Pro Bono Victory Connects New Age Bias Test to Title VII’s Federal Sector Anti-Discrimination Protections

Team of Latham litigators notches a victory in complicated federal-sector employment discrimination case.

April 06, 2021

A team of Latham litigators has secured another victory in Babb v. Wilkie, a complicated age and sex discrimination case protecting government employees from job discrimination. In April 2020, the US Supreme Court ruled in favor of Latham’s client Dr. Noris Babb, holding that federal employees can sue under the Age Discrimination in Employment Act for age bias when age is a motivating factor in an employment decision, even if it is not the but-for cause of that decision. In late March 2021, the Eleventh Circuit extended that ruling, holding that Title VII of the Civil Rights Act of 1964 likewise requires federal agencies’ personnel decisions “[to] be made free from any discrimination.” This decision allows our client to continue pursuing claims that her employer retaliated against her in violation of Title VII of the Civil Rights Act and illegally subjected her to a hostile work environment, and has ramifications for other federal employees who have been victims of retaliation or discrimination based on race, sex, or religion. 

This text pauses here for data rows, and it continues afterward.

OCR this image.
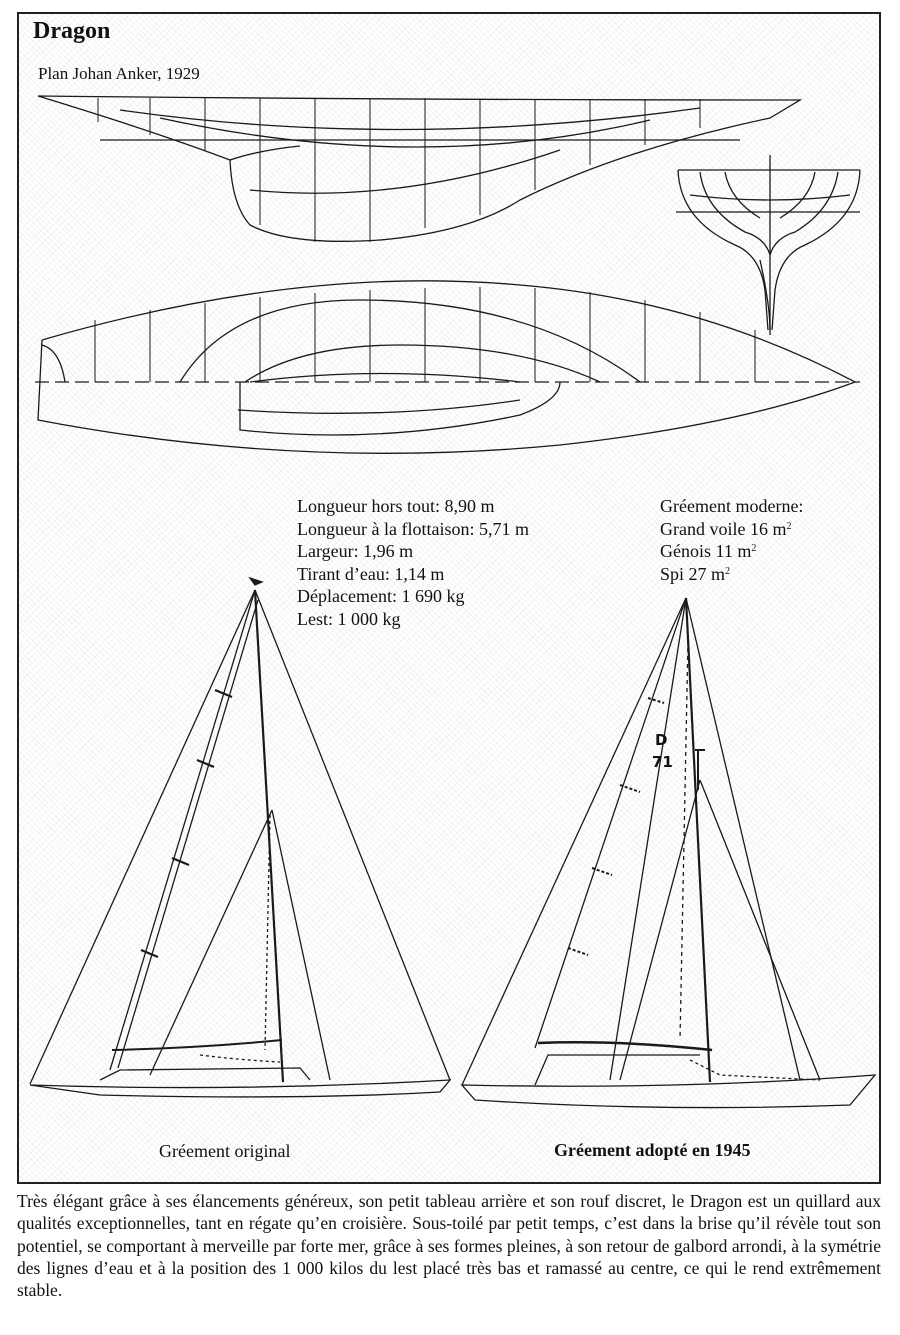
Dragon
Plan Johan Anker, 1929
Longueur hors tout: 8,90 m
Longueur à la flottaison: 5,71 m
Largeur: 1,96 m
Tirant d’eau: 1,14 m
Déplacement: 1 690 kg
Lest: 1 000 kg
Gréement moderne:
Grand voile 16 $m^2$
Génois 11 $m^2$
Spi 27 $m^2$
D
71
Gréement original	Gréement adopté en 1945

Très élégant grâce à ses élancements généreux, son petit tableau arrière et son rouf discret, le Dragon est un quillard aux qualités exceptionnelles, tant en régate qu’en croisière. Sous-toilé par petit temps, c’est dans la brise qu’il révèle tout son potentiel, se comportant à merveille par forte mer, grâce à ses formes pleines, à son retour de galbord arrondi, à la symétrie des lignes d’eau et à la position des 1 000 kilos du lest placé très bas et ramassé au centre, ce qui le rend extrêmement stable.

Washington, D.C. associate Maggie Upshaw, who argued the case in the Eleventh Circuit, notes that “the Court’s clear and unconditional decision ensures the essential principle that discrimination has no place in federal employment. The ruling is gratifying for our client, and for all those federal employees who may face discrimination in the workplace.”  

The case arose when Babb, a clinical pharmacist at a US Department of Veterans Affairs medical center in Florida, alleged that she had been subjected to age discrimination and retaliation in several personnel actions. Specifically, Babb claimed that her supervisors discriminated against her on the basis of age and retaliated against her for protected activity between 2011 and 2014 when they passed over her for a new position, denied her various training opportunities, and reduced her holiday pay. 

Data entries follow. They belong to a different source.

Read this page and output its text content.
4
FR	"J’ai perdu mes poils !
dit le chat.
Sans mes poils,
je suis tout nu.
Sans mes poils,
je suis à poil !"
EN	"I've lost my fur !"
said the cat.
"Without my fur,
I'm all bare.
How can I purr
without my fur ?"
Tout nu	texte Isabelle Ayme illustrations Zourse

After Babb sued the Secretary of Veterans Affairs, the district court granted the government’s summary judgment motion. The Eleventh Circuit affirmed, citing binding circuit precedent that age discrimination does not violate the ADEA unless a plaintiff conclusively proves that the discrimination was the but-for cause of an adverse personnel action. The Supreme Court reversed that ruling, departing from a long trend in its decisions imposing stringent but-for causation as the default rule under the federal employment laws. As the Eleventh Circuit has now recognized, the Supreme Court’s decision has far-reaching consequences for federal government employees seeking to vindicate their rights not only under the ADEA, but also under Title VII’s identically worded federal-sector provision (read more about Latham’s victory in that case). 

In addition to Maggie Upshaw, the pro bono team included partner Roman Martinez (who argued the case in the Supreme Court) and associate Samir Deger-Sen.